Le pouvoir d'achat est redevenu la deuxième priorité des Français en mars 2011, devant la santé et la retraite, selon le baromètre mensuel TNS Sofres pour La Croix-Covéa Finance, qui compare leurs principales préoccupations. Ils sont 52% (+ 2 points) à le placer en tête de leurs inquiétudes, même si cela reste loin derrière la question de l'emploi et du chômage (74%).
Dans ce contexte, l'annonce par le gouvernement d'une prime de 1 000 euros pour les salariés semblait arriver à point nommé. Une proposition soutenue avec vigueur par le président de la République, Nicolas Sarkozy, lors de son déplacement au Havre, le 21 avril.

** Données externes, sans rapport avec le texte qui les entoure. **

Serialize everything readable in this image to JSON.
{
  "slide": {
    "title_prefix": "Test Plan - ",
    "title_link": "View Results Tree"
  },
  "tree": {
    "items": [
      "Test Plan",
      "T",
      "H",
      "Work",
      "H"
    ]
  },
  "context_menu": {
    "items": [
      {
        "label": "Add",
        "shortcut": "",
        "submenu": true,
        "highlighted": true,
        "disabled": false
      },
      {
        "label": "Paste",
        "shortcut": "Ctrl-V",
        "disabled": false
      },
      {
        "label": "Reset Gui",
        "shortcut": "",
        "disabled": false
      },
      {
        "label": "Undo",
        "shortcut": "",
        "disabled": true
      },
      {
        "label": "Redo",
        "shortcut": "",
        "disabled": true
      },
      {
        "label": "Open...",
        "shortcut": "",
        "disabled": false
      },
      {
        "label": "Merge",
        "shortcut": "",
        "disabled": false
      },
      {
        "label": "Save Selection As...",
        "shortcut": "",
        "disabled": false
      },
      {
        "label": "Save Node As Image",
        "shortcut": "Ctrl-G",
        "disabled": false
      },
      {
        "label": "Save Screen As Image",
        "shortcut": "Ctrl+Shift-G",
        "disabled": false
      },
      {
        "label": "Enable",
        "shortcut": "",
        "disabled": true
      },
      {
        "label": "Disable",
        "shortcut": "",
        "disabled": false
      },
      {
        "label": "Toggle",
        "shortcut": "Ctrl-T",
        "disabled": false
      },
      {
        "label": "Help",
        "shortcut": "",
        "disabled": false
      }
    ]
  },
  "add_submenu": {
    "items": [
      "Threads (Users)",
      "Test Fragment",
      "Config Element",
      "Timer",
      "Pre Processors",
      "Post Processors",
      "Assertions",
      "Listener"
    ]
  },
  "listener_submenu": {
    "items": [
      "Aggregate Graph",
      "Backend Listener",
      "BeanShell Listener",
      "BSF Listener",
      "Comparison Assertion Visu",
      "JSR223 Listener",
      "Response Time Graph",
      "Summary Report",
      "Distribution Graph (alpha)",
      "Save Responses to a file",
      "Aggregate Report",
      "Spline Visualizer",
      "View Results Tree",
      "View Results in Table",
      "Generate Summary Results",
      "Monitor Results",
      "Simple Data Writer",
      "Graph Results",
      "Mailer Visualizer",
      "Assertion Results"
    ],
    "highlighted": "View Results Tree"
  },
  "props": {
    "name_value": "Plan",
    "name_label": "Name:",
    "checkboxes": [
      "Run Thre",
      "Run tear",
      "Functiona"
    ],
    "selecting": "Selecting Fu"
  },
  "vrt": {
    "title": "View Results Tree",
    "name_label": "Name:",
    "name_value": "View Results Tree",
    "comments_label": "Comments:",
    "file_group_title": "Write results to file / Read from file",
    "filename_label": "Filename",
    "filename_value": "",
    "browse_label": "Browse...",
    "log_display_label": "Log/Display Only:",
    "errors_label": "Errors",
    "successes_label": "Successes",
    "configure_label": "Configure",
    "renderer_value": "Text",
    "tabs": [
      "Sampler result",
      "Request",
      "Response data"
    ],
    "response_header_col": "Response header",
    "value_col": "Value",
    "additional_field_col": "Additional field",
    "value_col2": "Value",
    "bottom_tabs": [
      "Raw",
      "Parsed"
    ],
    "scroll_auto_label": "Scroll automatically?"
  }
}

Mais ce dispositif, qui aurait dû recevoir un large écho positif des salariés et des syndicats, n'a pas convaincu. Certes, aucun institut de sondage ne s'est encore lancé dans le délicat exercice de mesurer l'adhésion des Français à ce bonus. Et pour cause: «Ses contours ne sont pas encore assez définis et l'on ne peut pas mesurer quelque chose qui évolue en permanence», explique Guillaume Petit, directeur de clientèle chez TNS Sofres.
Pas de concertation
D'autant que les tergiversations, entre l'annonce initiale de la prime par François Baroin, ministre du Budget et porte-parole du gouvernement, le recadrage de Christine Lagarde, ministre de l'Économie, puis la reprise en main du dossier par Nicolas Sarkozy, font que les Français finissent par juger moins le dispositif lui-même que la communication qui l'accompagne.
En l'occurrence, le résultat est plutôt raté. À l'instar du commentaire de l'internaute «MPC60» sur Lemonde.fr: «Une "prime" uniquement pour les entreprises qui versent des dividendes à la hausse en 2011 à leurs actionnaires, une "prime" où les 1 000 euros ne sont pas un minimum mais un maximum, une prime dont sont exclus les fonctionnaires et l'essentiel des salariés des très petites entreprises de moins de 20 salariés. Bref, sur les 25 millions d'actifs, je serais surpris que plus de 1% la touchent (soit 250 000).»
Un peu plus loin sur le Web, sur Lefigaro.fr, Jean-Louis, est tout aussi sévère: «À part le président, qui est en fin de compte d'accord avec cette prime? C'est la décision d'un seul homme sans véritable concertation.»
Certains internautes, pourtant, soulignent le caractère original de l'idée de corréler distribution des dividendes pour les actionnaires et prime pour les collaborateurs: «Le principe est très novateur. Ce n'est pas parce que ça été "inventé" par Sarkozy qu'il faut le nier», note Lerusse sur Liberation.fr.
Bref, la confusion autour de la mesure est telle que l'opinion n'y voit pas encore très clair et n'est donc pas encore forgée. «En tout cas, cette mesure est risquée, à moins d'un an de l'élection présidentielle, car elle pourrait générer une forte déception, poursuit Guillaume Petit de TNS Sofres. Si les gens sont sceptiques, c'est peut-être aussi parce qu'ils ont en tête la promesse forte de la loi Tepa de 2007 “Travailler plus pour gagner plus”, qui au final n'a produit que peu de résultats.»
Parole d'expert
«Une communication catastrophique»
Xavier Filiol de Raimond, cofondateur de Be Better & Co
«Cette prime est une idée généreuse mais la communication autour de son lancement s'est révélée catastrophique. Il n'y a pas eu de consultations des parties prenantes. Pas d'évaluation de son impact. Du coup, cela ressemble à une sorte de bricolage. Dans les grands groupes, l'opinion a l'impression que c'est un énième dispositif qui vient s'ajouter aux plans de participation, d'intéressement, à la prime d'objectifs et à l'actionnariat salarié – quand il existe. Et à l'inverse, dans les PME-PMI où les salariés en auraient le plus besoin, la mise en œuvre est beaucoup plus incertaine.»